Consequently, in countries as diverse as Cambodia, Malaysia, Myanmar, Singapore and Thailand, elections are rarely free or fair. Even where elections are largely competitive, a climate of pervasive corruption and/or violence tarnishes and undermines democratic norms. Indonesia and The Philippines provide the best examples of this in the region.

In more recent years the gap between regulations and activities has narrowed considerably, with the overall level of freedom on the internet in the region declining sharply.

In all these countries, as well as in Southeast Asia’s genuinely authoritarian regimes (Myanmar, Vietnam, and Thailand since 2014), the internet has frequently been the principal arena in which activists, dissidents and opposition political leaders could circumvent laws restricting the free expression of ideas and the dissemination of content and information.

Often the more permissive nature of the internet in Southeast Asia was less the result of design and more due to the rapid expansion of internet access and mobile phone ownership, which left regulators struggling to adapt their existing apparatus of control to the new realities that the internet afforded. Rarely was it deliberate. Malaysia is the only Southeast Asian country which has intentionally opted for a more liberal environment as part of a government-sponsored programme to entice foreign investment into the tech sector.

In more recent years the gap between regulations and activities has narrowed considerably, with the overall level of freedom on the internet in the region declining sharply. As several reports by Freedom House show, internet freedoms have declined sharply in countries where the overall control regime had been freer, while the most restrictive environments have at best remained unchanged.

The largest decline in freedom on the internet over the past five years has been in Cambodia.  Here it is clear that the impetus behind the most recent restrictions was the July 2018 general election, which saw Hun Sen re-elected to a sixth term as the country’s prime minister. In February last year, in a move that mirrored the successful use of such laws by the military government in neighbouring Thailand, Cambodia introduced its own lèse-majesté offence. This makes it illegal to defame, insult or threaten the dignity of the king. As well as targeting ordinary Cambodians, such as a 70-year-old barber who was given a seven-month jail sentence for comparing the current king unfavourably with past monarchs in a Facebook post, the law has also been used against prominent opposition figures such as Sam Rainsy.

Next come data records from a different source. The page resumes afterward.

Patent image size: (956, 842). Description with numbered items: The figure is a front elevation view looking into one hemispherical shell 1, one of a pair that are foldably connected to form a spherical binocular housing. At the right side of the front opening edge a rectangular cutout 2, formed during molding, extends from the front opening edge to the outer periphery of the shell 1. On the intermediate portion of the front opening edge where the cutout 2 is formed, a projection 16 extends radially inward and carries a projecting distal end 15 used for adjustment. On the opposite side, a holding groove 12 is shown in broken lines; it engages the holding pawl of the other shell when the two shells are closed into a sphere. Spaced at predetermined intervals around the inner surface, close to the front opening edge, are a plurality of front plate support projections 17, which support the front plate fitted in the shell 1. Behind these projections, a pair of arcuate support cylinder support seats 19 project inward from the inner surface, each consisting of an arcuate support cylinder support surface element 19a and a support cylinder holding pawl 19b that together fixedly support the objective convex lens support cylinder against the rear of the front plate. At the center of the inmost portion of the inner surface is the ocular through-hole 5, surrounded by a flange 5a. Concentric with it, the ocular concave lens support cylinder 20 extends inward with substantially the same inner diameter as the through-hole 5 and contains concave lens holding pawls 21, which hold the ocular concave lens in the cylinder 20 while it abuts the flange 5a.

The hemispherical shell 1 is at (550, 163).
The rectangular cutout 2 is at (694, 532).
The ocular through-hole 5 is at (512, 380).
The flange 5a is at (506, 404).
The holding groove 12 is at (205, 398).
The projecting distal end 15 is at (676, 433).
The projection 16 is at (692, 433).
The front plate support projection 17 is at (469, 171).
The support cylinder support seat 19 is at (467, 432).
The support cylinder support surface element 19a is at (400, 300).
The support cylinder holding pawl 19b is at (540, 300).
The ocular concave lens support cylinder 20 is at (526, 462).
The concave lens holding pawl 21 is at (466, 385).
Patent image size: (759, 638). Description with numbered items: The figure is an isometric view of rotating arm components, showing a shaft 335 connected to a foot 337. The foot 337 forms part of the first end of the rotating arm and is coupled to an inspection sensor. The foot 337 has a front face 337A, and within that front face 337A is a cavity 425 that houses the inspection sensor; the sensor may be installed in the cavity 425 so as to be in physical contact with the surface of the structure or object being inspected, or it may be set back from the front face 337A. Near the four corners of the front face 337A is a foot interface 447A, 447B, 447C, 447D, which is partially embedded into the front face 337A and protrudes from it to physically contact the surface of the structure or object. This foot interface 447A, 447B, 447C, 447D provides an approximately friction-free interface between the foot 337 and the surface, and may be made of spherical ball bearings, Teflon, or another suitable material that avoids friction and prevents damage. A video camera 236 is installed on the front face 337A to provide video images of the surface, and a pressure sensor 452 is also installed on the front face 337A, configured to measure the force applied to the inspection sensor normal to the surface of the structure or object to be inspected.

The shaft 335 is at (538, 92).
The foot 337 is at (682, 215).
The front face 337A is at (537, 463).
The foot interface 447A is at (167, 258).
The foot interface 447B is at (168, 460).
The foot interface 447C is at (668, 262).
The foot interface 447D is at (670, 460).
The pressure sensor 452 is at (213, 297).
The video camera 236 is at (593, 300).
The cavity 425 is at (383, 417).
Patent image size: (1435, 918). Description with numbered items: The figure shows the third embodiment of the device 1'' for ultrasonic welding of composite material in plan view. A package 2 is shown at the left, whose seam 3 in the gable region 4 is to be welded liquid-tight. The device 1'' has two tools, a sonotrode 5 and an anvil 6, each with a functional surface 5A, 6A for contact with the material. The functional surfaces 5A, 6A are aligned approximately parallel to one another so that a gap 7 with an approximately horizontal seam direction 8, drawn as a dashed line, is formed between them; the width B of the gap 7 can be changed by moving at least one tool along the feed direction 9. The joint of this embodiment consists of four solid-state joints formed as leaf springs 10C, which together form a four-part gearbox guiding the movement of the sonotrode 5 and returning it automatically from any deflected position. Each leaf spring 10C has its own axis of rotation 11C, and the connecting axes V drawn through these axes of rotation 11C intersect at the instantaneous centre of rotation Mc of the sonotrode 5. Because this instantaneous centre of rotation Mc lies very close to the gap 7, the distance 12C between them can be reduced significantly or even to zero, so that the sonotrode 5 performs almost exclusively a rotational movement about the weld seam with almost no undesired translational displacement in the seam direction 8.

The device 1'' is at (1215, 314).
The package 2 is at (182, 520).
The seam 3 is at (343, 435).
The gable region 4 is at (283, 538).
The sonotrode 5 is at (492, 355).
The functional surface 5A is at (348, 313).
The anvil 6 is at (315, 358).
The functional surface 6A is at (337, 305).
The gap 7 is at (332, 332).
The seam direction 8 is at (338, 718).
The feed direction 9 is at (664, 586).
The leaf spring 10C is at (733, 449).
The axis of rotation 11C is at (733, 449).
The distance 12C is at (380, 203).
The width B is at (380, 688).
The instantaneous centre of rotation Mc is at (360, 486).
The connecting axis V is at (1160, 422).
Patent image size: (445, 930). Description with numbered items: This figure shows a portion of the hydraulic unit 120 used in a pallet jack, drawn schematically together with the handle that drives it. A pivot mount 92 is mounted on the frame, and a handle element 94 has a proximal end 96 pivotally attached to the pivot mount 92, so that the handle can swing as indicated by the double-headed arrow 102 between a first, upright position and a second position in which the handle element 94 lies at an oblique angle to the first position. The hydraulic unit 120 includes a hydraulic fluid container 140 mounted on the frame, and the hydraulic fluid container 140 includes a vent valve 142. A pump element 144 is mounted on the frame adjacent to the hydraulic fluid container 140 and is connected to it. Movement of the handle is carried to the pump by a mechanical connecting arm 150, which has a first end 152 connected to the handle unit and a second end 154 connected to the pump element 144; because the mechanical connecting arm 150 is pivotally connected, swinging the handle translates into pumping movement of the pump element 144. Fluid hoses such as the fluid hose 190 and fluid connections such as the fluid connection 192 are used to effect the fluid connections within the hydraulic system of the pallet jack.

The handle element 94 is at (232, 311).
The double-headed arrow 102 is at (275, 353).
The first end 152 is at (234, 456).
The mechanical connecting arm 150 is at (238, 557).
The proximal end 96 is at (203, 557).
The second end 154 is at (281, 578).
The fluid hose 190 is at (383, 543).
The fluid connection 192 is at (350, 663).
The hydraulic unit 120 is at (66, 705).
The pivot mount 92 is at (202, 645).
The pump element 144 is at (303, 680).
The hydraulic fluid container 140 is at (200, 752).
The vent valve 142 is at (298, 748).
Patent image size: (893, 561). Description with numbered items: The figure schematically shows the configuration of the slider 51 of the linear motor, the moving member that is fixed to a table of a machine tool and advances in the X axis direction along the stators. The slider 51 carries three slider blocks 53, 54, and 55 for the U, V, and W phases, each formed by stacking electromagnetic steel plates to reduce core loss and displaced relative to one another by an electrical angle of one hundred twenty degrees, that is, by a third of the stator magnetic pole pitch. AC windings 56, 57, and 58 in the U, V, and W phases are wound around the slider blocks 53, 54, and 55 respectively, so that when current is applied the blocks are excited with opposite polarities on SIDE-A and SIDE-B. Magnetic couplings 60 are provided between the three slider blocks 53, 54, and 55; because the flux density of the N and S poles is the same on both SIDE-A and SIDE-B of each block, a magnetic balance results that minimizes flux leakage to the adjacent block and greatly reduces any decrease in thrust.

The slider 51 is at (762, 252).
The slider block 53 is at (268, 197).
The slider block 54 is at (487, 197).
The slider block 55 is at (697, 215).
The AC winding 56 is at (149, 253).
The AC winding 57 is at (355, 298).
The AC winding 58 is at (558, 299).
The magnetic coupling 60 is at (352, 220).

Elsewhere, amendments to the constitution now prohibit Cambodians from engaging in activities (including online) ‘which either directly or indirectly affect the interests of the Kingdom of Cambodia’. Such simultaneously broad and vague definitions are frequently deployed by authoritarian regimes in their attempts to silence dissent. In addition, new censorship and surveillance controls have been introduced by inter-ministerial proclamations. These have ordered all internet service providers to install the software necessary to monitor, filter and block websites and social media that post illegal content.

While countries like Cambodia lack both the technological expertise and financial resources to operate nationwide controls and filters like those deployed under ‘The Great Firewall’ in China, experience shows that they can achieve similar results in a different way. Simply by ratcheting up the number of people charged and prosecuted under existing criminal laws, internet users become more cautious and practise self-censorship.

In the year prior to Cambodia’s 2018 election, for example, 40 violations of online laws were penalised – something that was relatively rare only a few years earlier. Furthermore, print and online media outlets have been shut down, including the award-winning English-language newspaper The Cambodia Daily, while independent media websites such as Voice of America were blocked for the final 48 hours of the 2018 election.

Such tactics are all too familiar across the region and are certainly not exclusive to Cambodia. In Thailand the country’s freedoms of speech and expression have been severely curtailed since the military coup in 2014, while in Myanmar hopes for a more democratic mediascape have been undermined both by new laws and by a cacophony of seemingly orchestrated hate directed against the country’s Muslim Rohingya minority.

None of this means that dissent does not exist. Across Southeast Asia, activists continue to play cat and mouse with regulators, utilising virtual private networks and other circumvention technologies wherever possible to disseminate critical information, satire and other forms of symbolic protest. As one website and social media account is shut down, other new ones are opened.

Nevertheless, the general trend in recent years has been clear: Digital Authoritarianism is on the march.